Car la femme a toujours été « brimée » côté disponibilité temporelle – la maternité, l'éducation des enfants, l'intendance de la maison – et ce, paradoxe ironique, même dans les sociétés dites matriarcales... puisque leur reconnaissance leur ôtait encore plus le droit au dilettantisme.
Celles qui ont traversé les siècles restent dans un créneau assez limité « portraits, (les enfants, la famille), jolis bouquets... et étaient issues des couches sociales avantagées ; ou la douleur par manque de ce vécu (atavisme d'une culture millénaire judéo-chrétienne même pour des femmes s'étant émancipées du carcan originel, comme ce fut le cas de Frida Kahlo).

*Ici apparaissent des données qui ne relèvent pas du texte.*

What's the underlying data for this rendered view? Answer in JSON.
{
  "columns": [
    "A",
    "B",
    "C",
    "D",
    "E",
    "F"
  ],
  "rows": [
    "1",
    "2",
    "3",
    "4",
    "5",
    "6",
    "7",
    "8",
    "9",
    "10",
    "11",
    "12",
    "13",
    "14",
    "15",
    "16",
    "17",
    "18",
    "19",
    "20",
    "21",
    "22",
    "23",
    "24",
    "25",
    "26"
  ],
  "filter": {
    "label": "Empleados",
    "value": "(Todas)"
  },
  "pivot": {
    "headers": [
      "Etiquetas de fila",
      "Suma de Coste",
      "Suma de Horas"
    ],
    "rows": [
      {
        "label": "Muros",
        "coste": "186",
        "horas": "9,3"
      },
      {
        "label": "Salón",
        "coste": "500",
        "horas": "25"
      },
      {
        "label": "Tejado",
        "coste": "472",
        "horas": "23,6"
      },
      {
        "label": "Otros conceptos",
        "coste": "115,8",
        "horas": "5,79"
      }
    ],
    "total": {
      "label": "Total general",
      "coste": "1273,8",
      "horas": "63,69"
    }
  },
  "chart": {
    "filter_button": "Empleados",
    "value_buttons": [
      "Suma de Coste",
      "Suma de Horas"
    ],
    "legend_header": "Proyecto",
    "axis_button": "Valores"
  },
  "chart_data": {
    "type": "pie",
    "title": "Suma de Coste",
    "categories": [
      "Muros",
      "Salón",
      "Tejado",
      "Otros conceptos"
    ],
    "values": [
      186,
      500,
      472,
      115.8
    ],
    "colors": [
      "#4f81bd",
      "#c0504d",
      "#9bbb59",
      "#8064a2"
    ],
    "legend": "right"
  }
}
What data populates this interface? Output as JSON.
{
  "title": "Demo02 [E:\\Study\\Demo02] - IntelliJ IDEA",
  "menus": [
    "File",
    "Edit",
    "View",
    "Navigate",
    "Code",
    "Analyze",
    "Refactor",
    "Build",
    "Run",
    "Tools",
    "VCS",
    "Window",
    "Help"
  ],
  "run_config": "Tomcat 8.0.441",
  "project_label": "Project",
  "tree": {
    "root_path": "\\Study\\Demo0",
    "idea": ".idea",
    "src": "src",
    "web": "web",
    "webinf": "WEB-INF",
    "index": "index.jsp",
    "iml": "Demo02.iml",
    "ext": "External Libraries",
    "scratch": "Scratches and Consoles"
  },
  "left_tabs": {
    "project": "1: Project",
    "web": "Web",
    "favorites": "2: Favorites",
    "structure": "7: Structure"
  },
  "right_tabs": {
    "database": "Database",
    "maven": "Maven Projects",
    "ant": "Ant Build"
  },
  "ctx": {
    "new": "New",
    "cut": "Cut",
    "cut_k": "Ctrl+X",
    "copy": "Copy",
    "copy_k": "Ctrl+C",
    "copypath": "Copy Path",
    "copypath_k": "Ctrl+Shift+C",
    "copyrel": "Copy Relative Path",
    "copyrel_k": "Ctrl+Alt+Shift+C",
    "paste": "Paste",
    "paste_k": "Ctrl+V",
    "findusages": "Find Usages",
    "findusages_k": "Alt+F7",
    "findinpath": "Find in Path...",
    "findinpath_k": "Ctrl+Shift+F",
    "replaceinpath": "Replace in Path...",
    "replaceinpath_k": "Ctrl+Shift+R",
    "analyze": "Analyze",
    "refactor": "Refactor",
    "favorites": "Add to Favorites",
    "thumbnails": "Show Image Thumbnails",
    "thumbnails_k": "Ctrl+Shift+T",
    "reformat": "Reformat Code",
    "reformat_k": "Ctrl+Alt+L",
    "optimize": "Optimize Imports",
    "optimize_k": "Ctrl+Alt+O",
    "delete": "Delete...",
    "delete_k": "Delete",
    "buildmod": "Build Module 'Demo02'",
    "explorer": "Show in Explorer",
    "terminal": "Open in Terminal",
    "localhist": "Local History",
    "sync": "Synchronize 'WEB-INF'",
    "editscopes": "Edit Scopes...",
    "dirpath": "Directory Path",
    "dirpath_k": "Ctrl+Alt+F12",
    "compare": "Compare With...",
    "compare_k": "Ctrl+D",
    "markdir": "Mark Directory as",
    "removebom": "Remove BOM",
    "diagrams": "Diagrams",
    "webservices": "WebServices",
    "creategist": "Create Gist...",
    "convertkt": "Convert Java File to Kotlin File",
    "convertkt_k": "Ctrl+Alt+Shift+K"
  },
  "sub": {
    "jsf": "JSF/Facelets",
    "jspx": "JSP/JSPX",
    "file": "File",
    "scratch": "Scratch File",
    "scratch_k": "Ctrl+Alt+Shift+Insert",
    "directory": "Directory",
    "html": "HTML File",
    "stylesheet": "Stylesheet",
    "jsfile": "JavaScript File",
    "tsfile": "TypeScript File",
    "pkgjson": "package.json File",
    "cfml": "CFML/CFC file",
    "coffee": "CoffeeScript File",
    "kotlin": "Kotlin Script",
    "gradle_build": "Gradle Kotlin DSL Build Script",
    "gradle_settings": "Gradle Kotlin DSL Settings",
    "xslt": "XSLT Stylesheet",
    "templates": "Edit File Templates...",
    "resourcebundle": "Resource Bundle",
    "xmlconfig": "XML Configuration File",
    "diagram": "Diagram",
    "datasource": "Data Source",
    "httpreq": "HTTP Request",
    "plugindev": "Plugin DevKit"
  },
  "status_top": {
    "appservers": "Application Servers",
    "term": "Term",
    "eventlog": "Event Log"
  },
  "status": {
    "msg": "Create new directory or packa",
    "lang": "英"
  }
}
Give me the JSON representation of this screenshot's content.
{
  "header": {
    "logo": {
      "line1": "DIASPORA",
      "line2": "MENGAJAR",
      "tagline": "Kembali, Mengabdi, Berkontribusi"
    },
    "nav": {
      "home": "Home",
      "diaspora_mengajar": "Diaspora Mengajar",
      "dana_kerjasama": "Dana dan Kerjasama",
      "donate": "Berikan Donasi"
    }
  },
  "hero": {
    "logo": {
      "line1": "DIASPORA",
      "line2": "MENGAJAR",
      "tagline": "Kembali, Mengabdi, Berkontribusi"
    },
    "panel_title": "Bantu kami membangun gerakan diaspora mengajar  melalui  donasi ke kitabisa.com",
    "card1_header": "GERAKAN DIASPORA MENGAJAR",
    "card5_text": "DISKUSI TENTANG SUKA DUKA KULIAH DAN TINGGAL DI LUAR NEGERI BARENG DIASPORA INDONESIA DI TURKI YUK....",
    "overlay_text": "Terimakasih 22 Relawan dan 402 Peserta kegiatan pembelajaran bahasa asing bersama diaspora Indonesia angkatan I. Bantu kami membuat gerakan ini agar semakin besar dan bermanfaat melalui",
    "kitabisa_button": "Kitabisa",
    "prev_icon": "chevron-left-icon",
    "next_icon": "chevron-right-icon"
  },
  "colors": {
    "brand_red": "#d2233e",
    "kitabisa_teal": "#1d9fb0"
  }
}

Mais, aujourd'hui, même si la femme manque encore plus de temps, puisqu'à la famille est venue s'ajouter une carrière professionnelle (assez rare dans le passé et surtout pas dans les milieux aisés), sa liberté d'expression donne à sa peinture un langage plus puissant, plus concret que celui de l'homme resté, lui, dans son besoin d'affirmer le monde par la suprématie masculine... Je vois l'art pictural féminin moderne s'inscrire dans la lignée des grands artistes du passé qui ont transcendé la femme et l'amour (toutes époques et toutes écoles confondues, tels Raphaël, Courbet, Klimt...).
D'après vous, comment et en quoi les peintures du corps et du nu féminin réalisées par les femmes artistes peuvent être une nouvelle voie d'émancipation des femmes artistes et de leurs modèles ?
Peut-être que si j'étais un homme je penserais comme ce que je viens de répondre plus haut... mais je suis très heureuse d'être femme et de l'exprimer en essayant de rendre palpable tout ce qu'est une femme : l'amante, l'épouse et la mère. Et je ne pense pas être la seule à le penser.
La femme, malgré qu'ayant eu à se battre pour son émancipation et l'égalité de ses droits, ne ressent pas forcément un besoin de revanche dans son affirmation. Elle savait ce qu'elle valait, elle l'a obtenu, elle avance et l'exprime avec gourmandise. Sa peinture est une transcription instinctive de ce pourquoi elle s'est battue pas de ce qu'elle a acquis... de là une peinture plus gracieuse, plus lumineuse aussi.
L'univers du cabaret vous passionne, quelles images de libération et de jeux avec les représentations du corps vous renvoie-t-il ?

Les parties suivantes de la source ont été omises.